Picking out the best crypto exchange for yourself, you should always focus on maintaining a balance between the essential features that all top crypto exchanges should have, and those that are important to you, personally. For example, all of the best exchanges should possess top-tier security features, but if you’re looking to trade only the main cryptocurrencies, you probably don’t really care too much about the variety of coins available on the exchange. It’s all a case-by-case scenario!

Which cryptocurrency exchange is best for beginners?
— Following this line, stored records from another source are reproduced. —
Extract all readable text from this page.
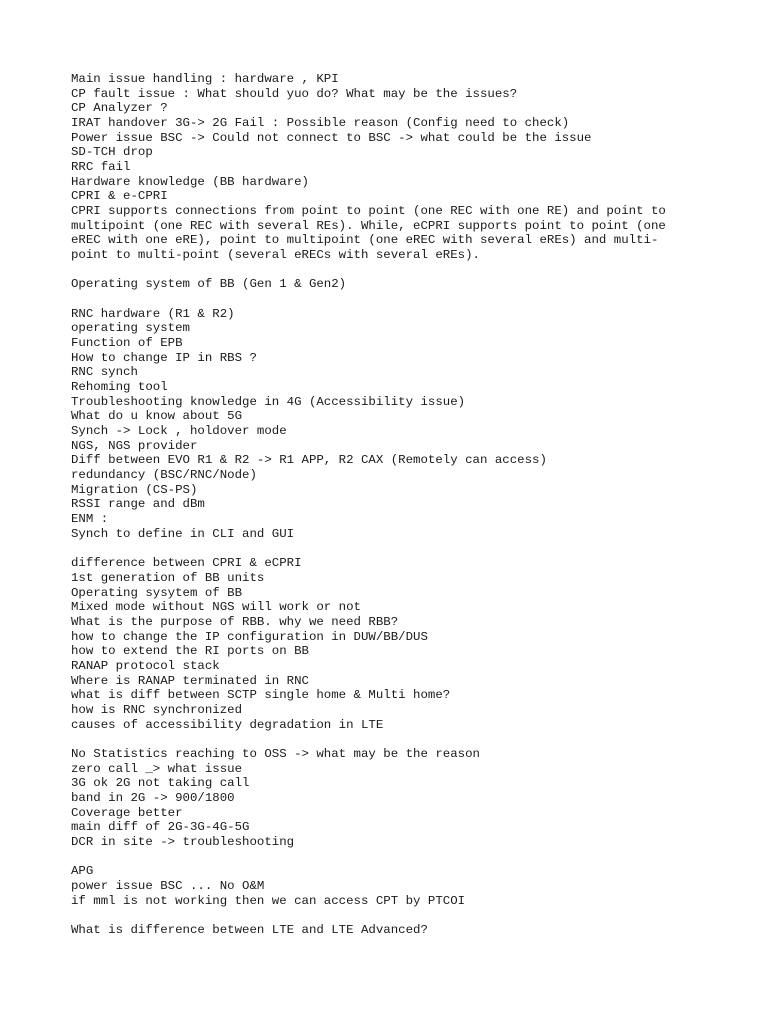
Main issue handling : hardware , KPI
CP fault issue : What should yuo do? What may be the issues?
CP Analyzer ?
IRAT handover 3G-> 2G Fail : Possible reason (Config need to check)
Power issue BSC -> Could not connect to BSC -> what could be the issue
SD-TCH drop
RRC fail
Hardware knowledge (BB hardware)
CPRI & e-CPRI
CPRI supports connections from point to point (one REC with one RE) and point to
multipoint (one REC with several REs). While, eCPRI supports point to point (one
eREC with one eRE), point to multipoint (one eREC with several eREs) and multi-
point to multi-point (several eRECs with several eREs).
Operating system of BB (Gen 1 & Gen2)
RNC hardware (R1 & R2)
operating system
Function of EPB
How to change IP in RBS ?
RNC synch
Rehoming tool
Troubleshooting knowledge in 4G (Accessibility issue)
What do u know about 5G
Synch -> Lock , holdover mode
NGS, NGS provider
Diff between EVO R1 & R2 -> R1 APP, R2 CAX (Remotely can access)
redundancy (BSC/RNC/Node)
Migration (CS-PS)
RSSI range and dBm
ENM :
Synch to define in CLI and GUI
difference between CPRI & eCPRI
1st generation of BB units
Operating sysytem of BB
Mixed mode without NGS will work or not
What is the purpose of RBB. why we need RBB?
how to change the IP configuration in DUW/BB/DUS
how to extend the RI ports on BB
RANAP protocol stack
Where is RANAP terminated in RNC
what is diff between SCTP single home & Multi home?
how is RNC synchronized
causes of accessibility degradation in LTE
No Statistics reaching to OSS -> what may be the reason
zero call _> what issue
3G ok 2G not taking call
band in 2G -> 900/1800
Coverage better
main diff of 2G-3G-4G-5G
DCR in site -> troubleshooting
APG
power issue BSC ... No O&M
if mml is not working then we can access CPT by PTCOI
What is difference between LTE and LTE Advanced?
Reading through various best crypto exchange reviews online, you’re bound to notice that one of the things that most of these exchanges have in common is that they are very simple to use. While some are more straightforward and beginner-friendly than others, you shouldn’t encounter any difficulties with either of the top-rated exchanges. That said, many users believe that KuCoin is one of the simpler exchanges on the current market.

What is the difference between a crypto exchange and a brokerage?

In layman’s terms, a cryptocurrency exchange is a place where you meet and exchange cryptocurrencies with another person. The exchange platform (i.e. Binance) acts as a middleman - it connects you (your offer or request) with that other person (the seller or the buyer). With a brokerage, however, there is no “other person” - you come and exchange your crypto coins or fiat money with the platform in question, without the interference of any third party. When considering cryptocurrency exchange rankings, though, both of these types of businesses (exchanges and brokerages) are usually just thrown under the umbrella term - exchange. This is done for the sake of simplicity.

Are all the top cryptocurrency exchanges based in the United States?

No, definitely not! While some of the top cryptocurrency exchanges are, indeed, based in the United States (i.e. KuCoin or Kraken), there are other very well-known industry leaders that are located all over the world. For example, Binance is based in Tokyo, Japan, while Bittrex is located in Liechtenstein. While there are many reasons for why an exchange would prefer to be based in one location over another, most of them boil down to business intricacies, and usually have no effect on the user of the platform.